In the intellectual property negotiation, Australian officials did well to negotiate within existing policy settings, notwithstanding considerable pressure from other Parties. Contrary to certain misconceptions in the community, we will not be required to make changes to our system as a result of the negotiation, whether in the area of copyright, pharmaceutical patents or any other area. Arguments that the TPP circumscribes our policy flexibility are, we consider, overdone. We are no more locked into our policy settings than we have been for the last decade when we ratified the Australia-United States Free Trade Agreement. That ten other Parties were prepared to agree to similar settings demonstrates the pull of gravity in the international policy community on these issues.
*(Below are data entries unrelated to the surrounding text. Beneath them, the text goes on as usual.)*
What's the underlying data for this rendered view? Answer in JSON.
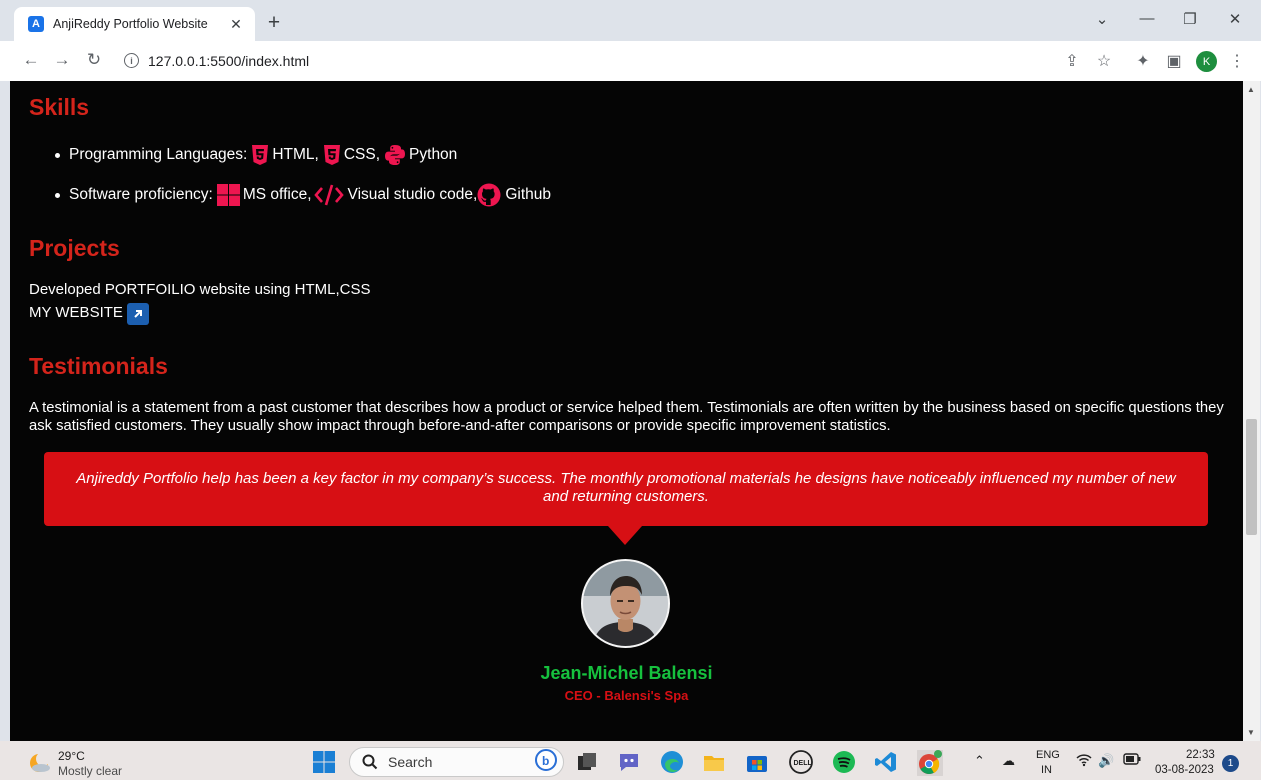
{
  "browser": {
    "tab_title": "AnjiReddy Portfolio Website",
    "favicon_letter": "A",
    "url": "127.0.0.1:5500/index.html",
    "profile_initial": "K"
  },
  "page": {
    "skills": {
      "heading": "Skills",
      "languages_label": "Programming Languages:",
      "lang_html": "HTML,",
      "lang_css": "CSS,",
      "lang_python": "Python",
      "software_label": "Software proficiency:",
      "sw_office": "MS office,",
      "sw_vscode": "Visual studio code,",
      "sw_github": "Github"
    },
    "projects": {
      "heading": "Projects",
      "line1": "Developed PORTFOILIO website using HTML,CSS",
      "link": "MY WEBSITE"
    },
    "testimonials": {
      "heading": "Testimonials",
      "description": "A testimonial is a statement from a past customer that describes how a product or service helped them. Testimonials are often written by the business based on specific questions they ask satisfied customers. They usually show impact through before-and-after comparisons or provide specific improvement statistics.",
      "quote": "Anjireddy Portfolio help has been a key factor in my company’s success. The monthly promotional materials he designs have noticeably influenced my number of new and returning customers.",
      "name": "Jean-Michel Balensi",
      "role": "CEO - Balensi's Spa"
    }
  },
  "taskbar": {
    "temperature": "29°C",
    "weather": "Mostly clear",
    "search_label": "Search",
    "lang_line1": "ENG",
    "lang_line2": "IN",
    "time": "22:33",
    "date": "03-08-2023",
    "notifications": "1"
  },
  "colors": {
    "heading_red": "#d4241b",
    "icon_pink": "#ee1650",
    "quote_red": "#d70f14",
    "name_green": "#16c13e"
  }
}
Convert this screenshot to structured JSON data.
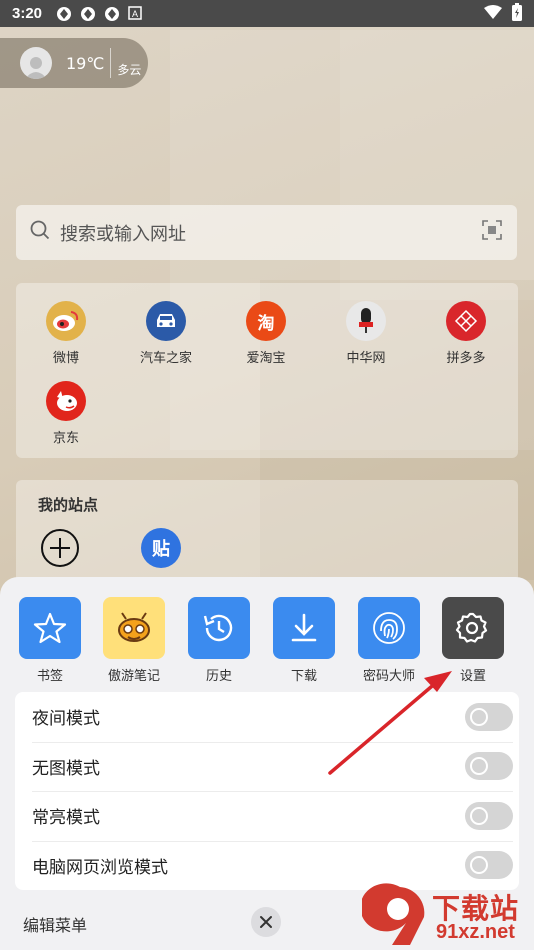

Mr Chairman – a day out from the US Presidential election, we are all wondering what the next few months will hold for the future of the TPP. For today, the question is what happens if the Agreement enters into force. Let me conclude by posing the counterfactual - what happens if it enters into force and Australia isn't in it.

In summary:

  • Our competitive position in vital markets, such as the US and Japan would be lost – because the TPP neutralizes and then exceeds the outcomes of other trade deals we have done
    • For instance, in Japan alone for our exporters of beef and dairy, where we have very well established and extremely valuable markets, we would be disadvantaged compared to our competitors from New Zealand, Canada and the US
  • We would lose opportunities afforded by new market access for Australian business in everything from financial and educational services to agriculture and manufactured goods.
  • More fundamentally, we would be tacitly choosing not to endorse international rules which reflect some of the reforms that Australia has undertaken in the last thirty or so years; and
  • We would be turning away from embracing trade rules that respond to contemporary commercial challenges.

In many ways, inconceivable.

Mr Chairman, thank you for the opportunity to make these opening remarks and, with the assistance from this group of officials from 11 agencies across the public service, we would be pleased to answer any questions that you and the Committee may have on the TPP.